Remnants of a Lost Approach

When Galileo approached Jupiter in the 1990s, the antenna problem, as well as a tape recorder problem in fall of 1995 that cost the images from the arrival orbit pretty much wiped out the return of images from this part of the mission, other than the Ida encounter, from which the images were piddled back over many months. In 1990, before even the Gaspra encounter, Galileo took some images for calibration that could be returned more easily while it was still in the inner solar system. Here is a color view of Jupiter and some of its moons generated from this data. It has the appearance of being taken through a small telescope.

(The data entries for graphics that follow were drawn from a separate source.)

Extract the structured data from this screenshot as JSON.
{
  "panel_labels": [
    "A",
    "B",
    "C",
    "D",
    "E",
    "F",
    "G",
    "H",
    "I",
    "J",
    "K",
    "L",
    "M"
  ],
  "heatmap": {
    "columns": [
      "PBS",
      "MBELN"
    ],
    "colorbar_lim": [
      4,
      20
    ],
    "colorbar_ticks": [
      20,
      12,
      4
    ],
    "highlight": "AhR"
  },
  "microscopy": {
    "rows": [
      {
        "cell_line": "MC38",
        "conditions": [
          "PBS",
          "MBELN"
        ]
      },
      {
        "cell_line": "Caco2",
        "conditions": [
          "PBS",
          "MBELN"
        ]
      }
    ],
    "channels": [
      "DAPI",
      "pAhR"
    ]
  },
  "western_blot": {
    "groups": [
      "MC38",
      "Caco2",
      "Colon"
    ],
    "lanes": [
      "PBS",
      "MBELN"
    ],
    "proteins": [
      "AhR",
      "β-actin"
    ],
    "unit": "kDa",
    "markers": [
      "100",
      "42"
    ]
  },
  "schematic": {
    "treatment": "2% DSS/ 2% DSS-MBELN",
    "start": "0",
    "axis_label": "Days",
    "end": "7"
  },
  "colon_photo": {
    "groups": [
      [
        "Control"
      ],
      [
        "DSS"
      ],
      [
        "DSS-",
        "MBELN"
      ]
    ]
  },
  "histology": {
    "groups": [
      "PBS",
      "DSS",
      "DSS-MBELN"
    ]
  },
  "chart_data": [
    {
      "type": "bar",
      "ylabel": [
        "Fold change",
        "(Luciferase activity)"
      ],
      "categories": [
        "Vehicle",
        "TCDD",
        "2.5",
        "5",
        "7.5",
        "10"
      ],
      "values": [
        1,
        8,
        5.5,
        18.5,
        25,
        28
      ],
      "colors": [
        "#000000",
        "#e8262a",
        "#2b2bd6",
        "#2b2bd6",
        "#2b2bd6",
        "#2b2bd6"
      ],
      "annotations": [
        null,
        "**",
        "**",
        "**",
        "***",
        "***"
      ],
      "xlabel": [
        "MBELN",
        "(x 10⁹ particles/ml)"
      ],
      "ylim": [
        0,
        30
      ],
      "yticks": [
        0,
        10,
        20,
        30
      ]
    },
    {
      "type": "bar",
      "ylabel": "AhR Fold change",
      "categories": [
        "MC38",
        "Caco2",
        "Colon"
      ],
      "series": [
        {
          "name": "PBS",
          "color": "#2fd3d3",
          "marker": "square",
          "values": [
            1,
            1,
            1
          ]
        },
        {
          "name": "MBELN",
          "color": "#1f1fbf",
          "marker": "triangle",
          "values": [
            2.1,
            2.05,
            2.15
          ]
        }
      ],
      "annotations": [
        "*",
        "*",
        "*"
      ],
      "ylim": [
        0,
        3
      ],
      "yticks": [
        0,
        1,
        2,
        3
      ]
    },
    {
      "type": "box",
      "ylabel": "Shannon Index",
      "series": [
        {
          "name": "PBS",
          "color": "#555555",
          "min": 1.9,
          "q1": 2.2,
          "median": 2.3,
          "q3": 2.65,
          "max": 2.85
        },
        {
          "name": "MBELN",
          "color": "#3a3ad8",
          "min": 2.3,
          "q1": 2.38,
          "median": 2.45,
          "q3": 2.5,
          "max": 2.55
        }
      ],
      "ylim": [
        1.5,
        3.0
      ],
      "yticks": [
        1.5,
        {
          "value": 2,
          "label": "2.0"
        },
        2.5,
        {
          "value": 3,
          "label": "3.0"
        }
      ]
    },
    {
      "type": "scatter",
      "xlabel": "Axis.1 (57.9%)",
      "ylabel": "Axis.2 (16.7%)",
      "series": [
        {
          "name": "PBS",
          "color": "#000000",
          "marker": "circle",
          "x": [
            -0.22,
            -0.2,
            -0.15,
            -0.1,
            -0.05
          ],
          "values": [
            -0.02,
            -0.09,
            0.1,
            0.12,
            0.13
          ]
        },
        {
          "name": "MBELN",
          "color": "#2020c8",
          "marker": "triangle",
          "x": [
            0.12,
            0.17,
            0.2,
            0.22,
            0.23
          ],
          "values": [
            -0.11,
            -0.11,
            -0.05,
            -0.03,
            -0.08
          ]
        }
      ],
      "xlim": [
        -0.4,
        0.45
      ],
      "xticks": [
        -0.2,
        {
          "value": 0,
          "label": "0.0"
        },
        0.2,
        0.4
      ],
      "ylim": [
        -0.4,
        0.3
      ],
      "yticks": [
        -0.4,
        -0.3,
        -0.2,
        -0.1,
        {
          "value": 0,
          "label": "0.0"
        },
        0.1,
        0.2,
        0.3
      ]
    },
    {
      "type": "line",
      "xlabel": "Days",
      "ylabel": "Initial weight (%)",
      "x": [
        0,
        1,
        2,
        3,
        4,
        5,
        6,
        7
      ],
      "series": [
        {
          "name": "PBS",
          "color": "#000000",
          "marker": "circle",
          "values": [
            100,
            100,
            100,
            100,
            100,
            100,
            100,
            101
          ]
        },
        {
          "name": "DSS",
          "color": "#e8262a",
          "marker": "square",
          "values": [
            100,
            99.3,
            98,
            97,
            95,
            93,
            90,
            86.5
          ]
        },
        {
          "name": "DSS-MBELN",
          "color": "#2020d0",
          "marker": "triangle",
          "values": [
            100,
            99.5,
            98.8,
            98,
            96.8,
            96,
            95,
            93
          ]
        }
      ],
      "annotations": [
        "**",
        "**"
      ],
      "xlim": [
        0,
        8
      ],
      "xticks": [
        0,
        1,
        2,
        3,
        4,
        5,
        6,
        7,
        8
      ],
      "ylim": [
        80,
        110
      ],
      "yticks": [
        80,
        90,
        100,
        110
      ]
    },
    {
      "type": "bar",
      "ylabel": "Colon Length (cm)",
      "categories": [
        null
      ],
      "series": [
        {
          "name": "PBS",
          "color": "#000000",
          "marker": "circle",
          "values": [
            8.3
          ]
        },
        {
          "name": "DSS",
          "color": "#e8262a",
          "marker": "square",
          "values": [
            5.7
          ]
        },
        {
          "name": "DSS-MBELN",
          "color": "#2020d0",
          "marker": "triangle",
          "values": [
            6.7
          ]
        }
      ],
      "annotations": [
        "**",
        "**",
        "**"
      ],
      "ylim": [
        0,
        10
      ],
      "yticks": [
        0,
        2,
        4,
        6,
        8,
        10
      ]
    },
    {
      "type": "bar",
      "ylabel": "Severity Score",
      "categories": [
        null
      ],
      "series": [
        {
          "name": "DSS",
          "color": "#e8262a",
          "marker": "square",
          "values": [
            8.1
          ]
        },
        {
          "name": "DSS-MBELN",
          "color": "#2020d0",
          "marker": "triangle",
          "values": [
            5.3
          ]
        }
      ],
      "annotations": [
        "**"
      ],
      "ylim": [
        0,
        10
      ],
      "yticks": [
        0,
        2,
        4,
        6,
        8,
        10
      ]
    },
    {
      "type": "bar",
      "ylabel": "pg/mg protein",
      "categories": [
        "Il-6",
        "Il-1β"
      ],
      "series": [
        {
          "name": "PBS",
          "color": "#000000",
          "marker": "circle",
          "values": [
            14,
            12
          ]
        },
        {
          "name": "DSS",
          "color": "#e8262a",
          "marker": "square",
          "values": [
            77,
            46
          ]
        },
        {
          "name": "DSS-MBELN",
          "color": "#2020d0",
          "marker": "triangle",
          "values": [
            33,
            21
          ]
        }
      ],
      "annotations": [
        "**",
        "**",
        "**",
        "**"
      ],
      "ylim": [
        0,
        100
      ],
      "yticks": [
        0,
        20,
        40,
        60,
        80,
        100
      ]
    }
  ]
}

Galileo would next image Jupiter during the SL9 imacts, a year and a half before arrival. It used a technique known as an "on chip mosaic," taking multiple images on the same frame so it could be returned as one picture. There were several techniques used that involved smearing the image to look for flareups from the impact. For the last impact, Galileo took multiple unsmeared images, providing a neat perspective, as its images are the only ones to see the impacts directly, and not coming over the limb. Perhaps another entry will be dedicated to these images. But here is one showing the impact and Jupiter, produced from several images on the on-chip mosaic.



The tape recorder problem caused the end of imaging until the G1 orbit in the summer of 1996. However, as Galileo approached in 1995, it took optical navigation frames showing Ganymede slowly looming larger to help plan for the G1 orbit. It is a little taste of the sights Galileo saw that fall but could not show us.